Given the uncertainty surrounding both the interpretability of MRI findings and the diagnostic value of facet joint infiltrations, it is clear that future studies should first concentrate on patients with monosegmental problems. Only when a clear determination of sensitivity, specificity, validity and reliability has been obtained can multisegmental problems be addressed. In view of the given uncertainty of both modalities, the results obtained in the present study could be interpreted in two ways. First, it is possible that either of these techniques or both are completely useless. Second, the results could imply that the information that both modalities provide is complementary. There is no completely reliable gold standard with which to compare a diagnostic test (or injection) when the absence of pain is the end point [54]. It is therefore clear that, for the time being, not only the sum of findings from one modality such as imaging, but also a thorough clinical examination, medical history and—in select cases—infiltration results will allow the development of a solid therapeutic recommendation.

Study limitations

All infiltrations were guided by fluoroscopy.
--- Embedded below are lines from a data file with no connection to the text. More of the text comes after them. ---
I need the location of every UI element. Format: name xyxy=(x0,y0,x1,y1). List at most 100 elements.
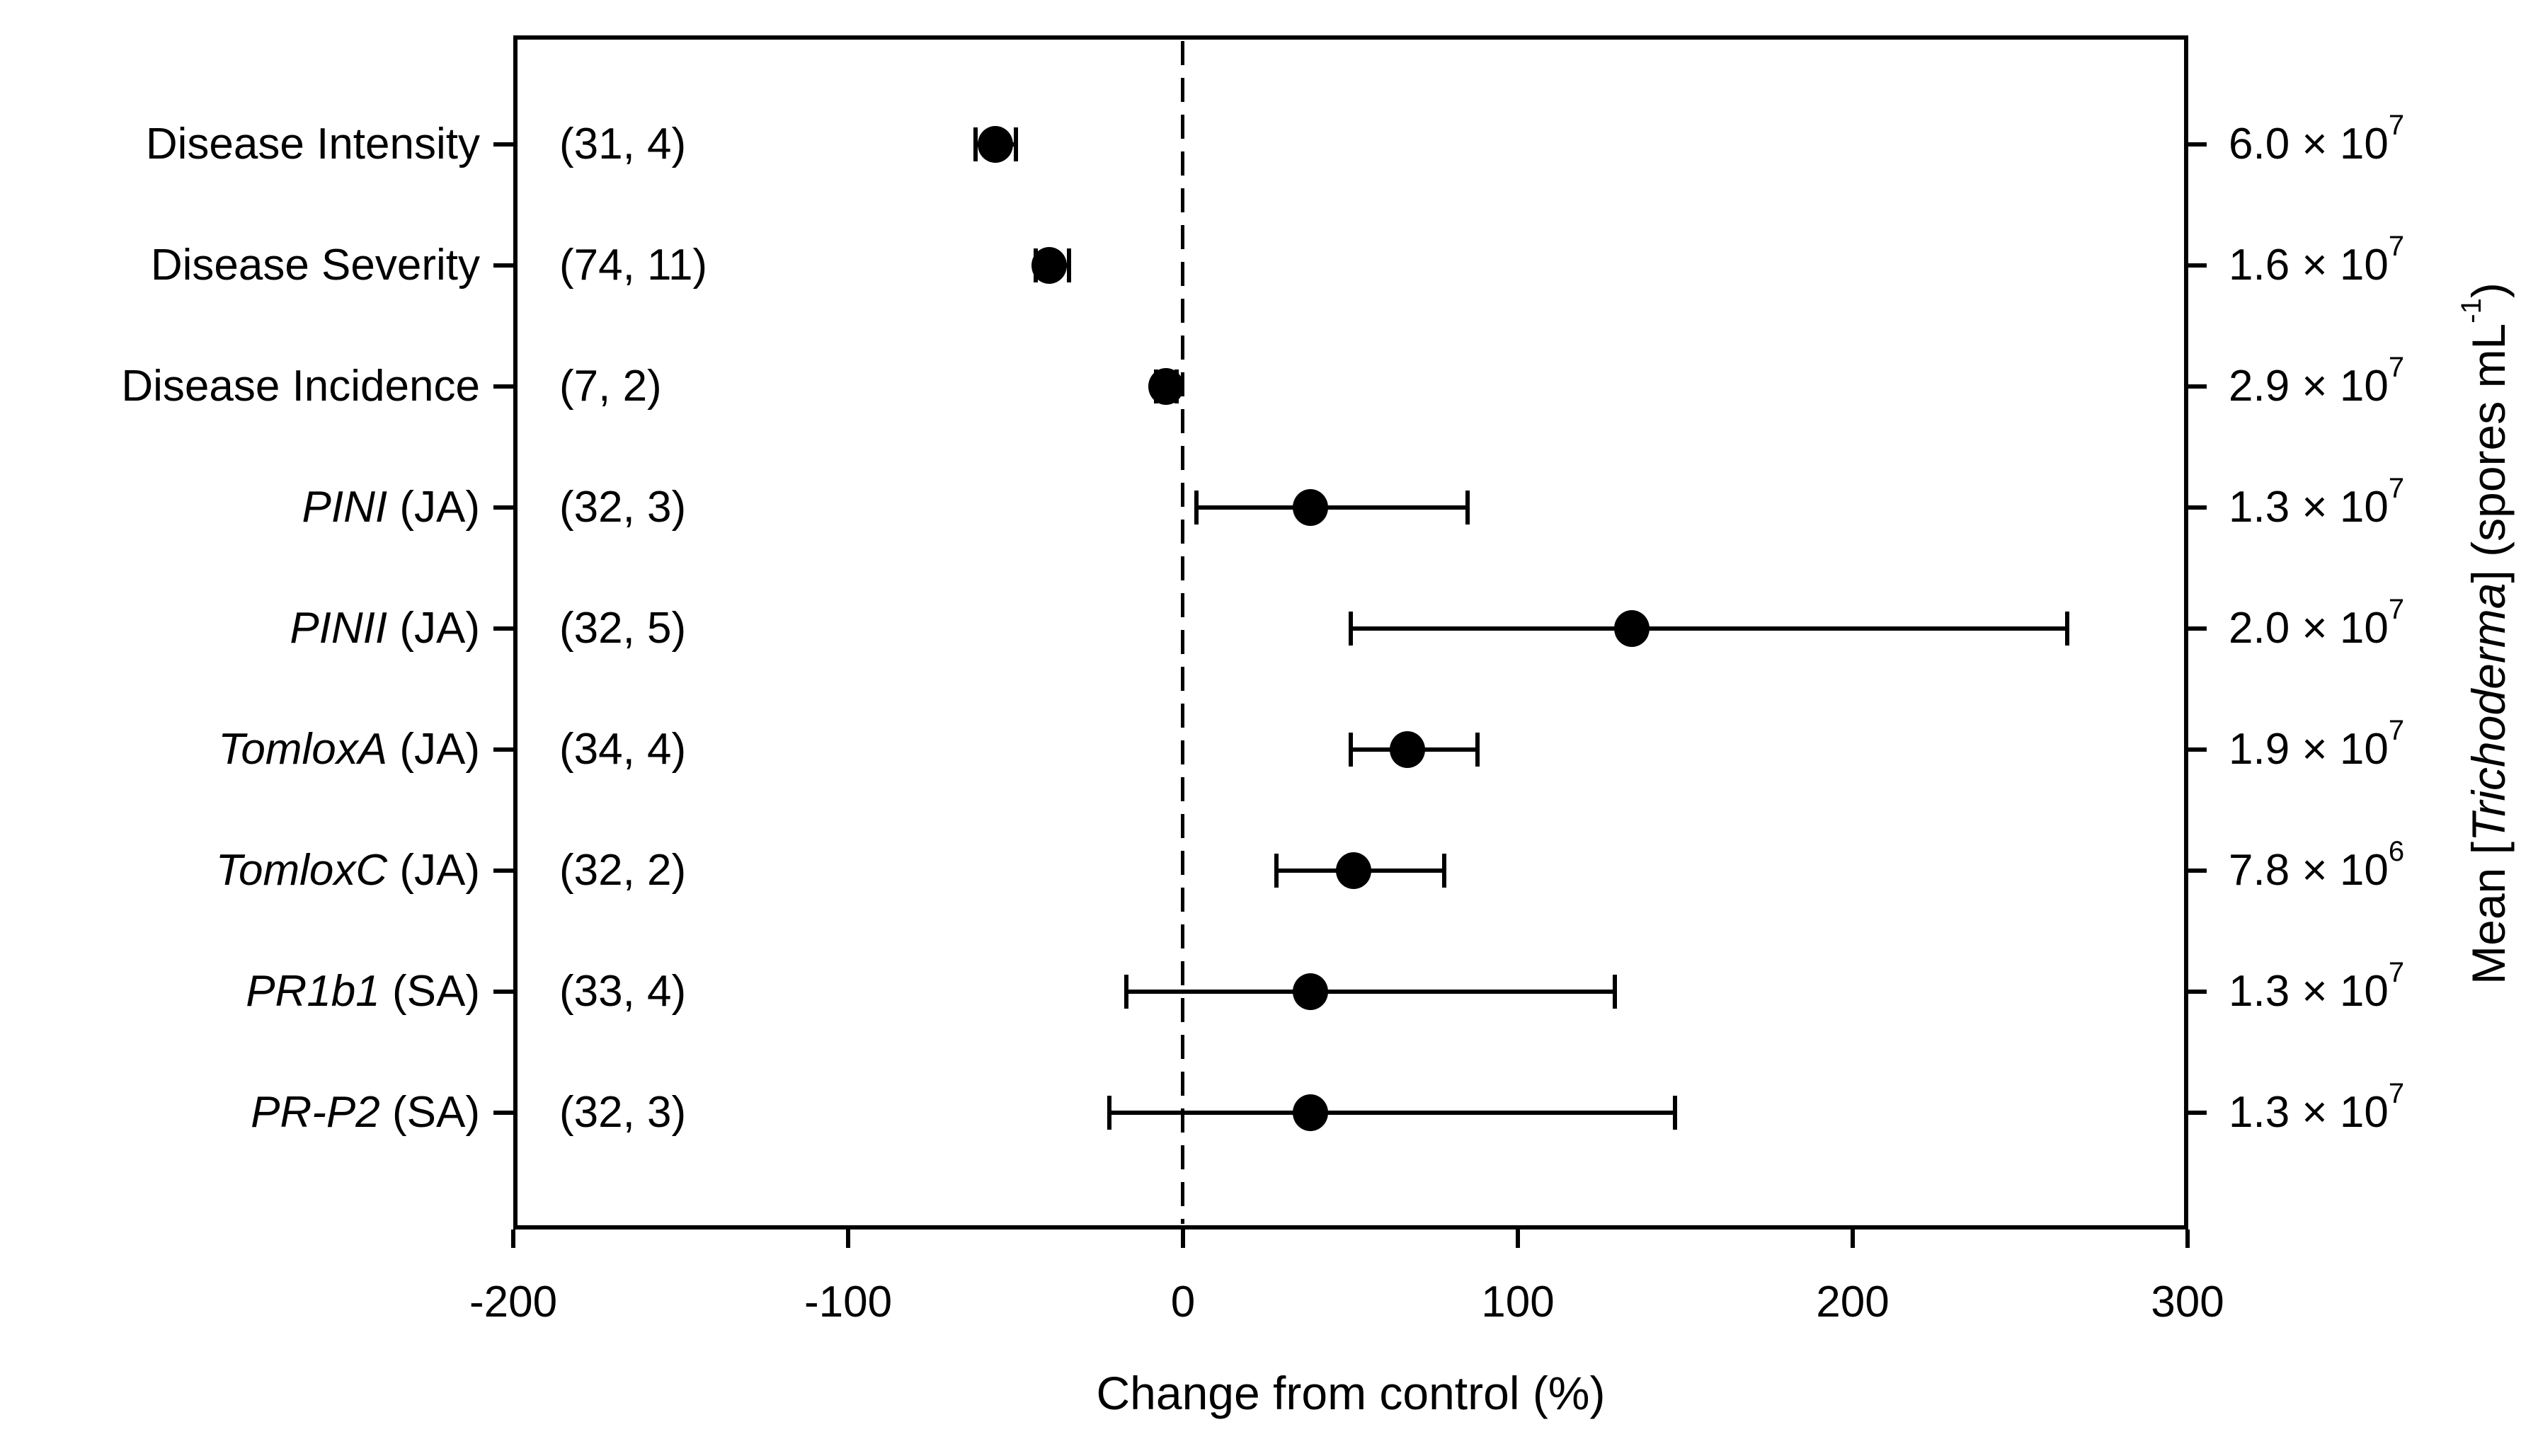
row-sample-size: (34, 4) xyxy=(559,725,687,774)
row-sample-size: (31, 4) xyxy=(559,120,687,168)
right-axis-tick xyxy=(2188,384,2207,389)
x-axis-tick xyxy=(2185,1229,2190,1248)
error-bar-cap-low xyxy=(973,127,978,161)
error-bar-line xyxy=(1196,505,1468,510)
row-sample-size: (32, 2) xyxy=(559,846,687,895)
x-axis-tick xyxy=(511,1229,515,1248)
row-label: PINII (JA) xyxy=(290,604,480,653)
right-axis-tick xyxy=(2188,1111,2207,1115)
error-bar-cap-high xyxy=(1673,1096,1678,1130)
right-axis-title-genus: Trichoderma xyxy=(2462,583,2515,842)
data-point-marker xyxy=(1292,489,1328,526)
data-point-marker xyxy=(1031,247,1067,284)
row-label: TomloxC (JA) xyxy=(215,846,480,895)
right-axis-value: 6.0 × 107 xyxy=(2229,110,2405,168)
x-axis-tick xyxy=(1181,1229,1185,1248)
x-tick-label: -200 xyxy=(469,1278,558,1326)
row-label-gene: PR-P2 xyxy=(251,1088,380,1137)
right-axis-value-exponent: 7 xyxy=(2388,957,2405,988)
right-axis-title: Mean [Trichoderma] (spores mL-1) xyxy=(2456,67,2518,1200)
data-point-marker xyxy=(1613,610,1650,647)
right-axis-value-exponent: 7 xyxy=(2388,715,2405,746)
row-label-gene: PINI xyxy=(302,483,388,532)
row-label: Disease Intensity xyxy=(145,120,480,168)
error-bar-line xyxy=(1109,1111,1676,1115)
error-bar-line xyxy=(1350,626,2067,631)
row-sample-size: (32, 3) xyxy=(559,483,687,532)
row-label: TomloxA (JA) xyxy=(218,725,480,774)
x-axis-tick xyxy=(846,1229,850,1248)
right-axis-value: 2.0 × 107 xyxy=(2229,594,2405,653)
right-axis-value-exponent: 7 xyxy=(2388,1078,2405,1109)
left-axis-tick xyxy=(493,990,513,994)
error-bar-cap-high xyxy=(1067,248,1072,282)
data-point-marker xyxy=(1292,1094,1328,1131)
row-sample-size: (7, 2) xyxy=(559,362,662,411)
error-bar-cap-high xyxy=(1441,854,1446,888)
error-bar-cap-low xyxy=(1124,975,1128,1009)
error-bar-cap-high xyxy=(1475,733,1480,767)
right-axis-tick xyxy=(2188,626,2207,631)
right-axis-value-exponent: 7 xyxy=(2388,231,2405,262)
right-axis-value: 1.3 × 107 xyxy=(2229,957,2405,1016)
data-point-marker xyxy=(1148,368,1184,405)
right-axis-tick xyxy=(2188,990,2207,994)
error-bar-cap-low xyxy=(1194,491,1199,524)
right-axis-tick xyxy=(2188,263,2207,268)
left-axis-tick xyxy=(493,263,513,268)
right-axis-value: 2.9 × 107 xyxy=(2229,352,2405,411)
right-axis-title-middle: ] (spores mL xyxy=(2462,323,2515,583)
error-bar-cap-low xyxy=(1107,1096,1111,1130)
x-axis-tick xyxy=(1516,1229,1520,1248)
error-bar-cap-high xyxy=(1013,127,1018,161)
data-point-marker xyxy=(1389,731,1425,768)
left-axis-tick xyxy=(493,505,513,510)
left-axis-tick xyxy=(493,869,513,873)
plot-area-frame xyxy=(513,35,2188,1229)
row-sample-size: (33, 4) xyxy=(559,967,687,1016)
row-label-gene: TomloxC xyxy=(215,846,388,895)
row-label: PR1b1 (SA) xyxy=(246,967,480,1016)
right-axis-value: 1.9 × 107 xyxy=(2229,715,2405,774)
right-axis-value: 1.3 × 107 xyxy=(2229,1078,2405,1137)
row-sample-size: (32, 5) xyxy=(559,604,687,653)
left-axis-tick xyxy=(493,384,513,389)
right-axis-title-exponent: -1 xyxy=(2456,298,2487,323)
row-label-gene: PR1b1 xyxy=(246,967,380,1016)
x-axis-title: Change from control (%) xyxy=(1096,1367,1606,1419)
right-axis-tick xyxy=(2188,142,2207,147)
error-bar-cap-high xyxy=(1465,491,1470,524)
row-label: PINI (JA) xyxy=(302,483,480,532)
error-bar-cap-low xyxy=(1274,854,1279,888)
x-tick-label: -100 xyxy=(804,1278,893,1326)
right-axis-value-exponent: 7 xyxy=(2388,594,2405,625)
right-axis-value-exponent: 6 xyxy=(2388,836,2405,867)
row-label: PR-P2 (SA) xyxy=(251,1088,480,1137)
right-axis-value: 7.8 × 106 xyxy=(2229,836,2405,895)
zero-reference-line xyxy=(1181,41,1184,1224)
right-axis-value-exponent: 7 xyxy=(2388,352,2405,383)
data-point-marker xyxy=(1292,973,1328,1010)
data-point-marker xyxy=(978,126,1014,163)
error-bar-cap-high xyxy=(1613,975,1618,1009)
right-axis-tick xyxy=(2188,747,2207,752)
row-label: Disease Severity xyxy=(150,241,480,290)
right-axis-value: 1.3 × 107 xyxy=(2229,473,2405,532)
x-axis-tick xyxy=(1851,1229,1855,1248)
x-tick-label: 200 xyxy=(1816,1278,1890,1326)
right-axis-tick xyxy=(2188,505,2207,510)
data-point-marker xyxy=(1336,852,1372,889)
row-sample-size: (74, 11) xyxy=(559,241,708,290)
error-bar-cap-low xyxy=(1348,733,1353,767)
right-axis-title-prefix: Mean [ xyxy=(2462,842,2515,985)
right-axis-value-exponent: 7 xyxy=(2388,473,2405,504)
left-axis-tick xyxy=(493,142,513,147)
error-bar-cap-low xyxy=(1348,612,1353,646)
x-tick-label: 300 xyxy=(2151,1278,2224,1326)
left-axis-tick xyxy=(493,626,513,631)
x-tick-label: 100 xyxy=(1481,1278,1555,1326)
right-axis-title-suffix: ) xyxy=(2462,282,2515,299)
error-bar-cap-high xyxy=(2064,612,2069,646)
right-axis-value: 1.6 × 107 xyxy=(2229,231,2405,290)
Nevertheless, it is possible that some of the infiltrations were not applied intraarticularly, but periarticularly. The clear difference between the effects obtained by intraarticular and periarticular infiltrations is yet to be demonstrated. A general critical feature of most studies addressing patients with chronic lumbar back pain is the mostly multisegmental underlying pathology that makes it difficult to analyse monosegmental effects. A crucial consideration for the correct interpretation of our findings is that the results described apply only to chronic conditions.

Conclusion

Although imaging results are frequently considered as hallmarks of disease by specialists to plan their future treatment strategy, a clear correlation of symptoms and imaging results is not yet possible with current techniques. The prognostic value of facet joint infiltrations for surgical outcome has also recently been questioned. Our results show an absolute lack of correlation between imaging results with MRI and effects obtained by targeted facet joint infiltration. In view of the trend in evidence-based medicine to provide medical algorithms, our findings underline the continuing need for individualised spine medicine that, along with imaging techniques or targeted infiltrations, includes diagnostic dimensions such as good patient history and clinical examination.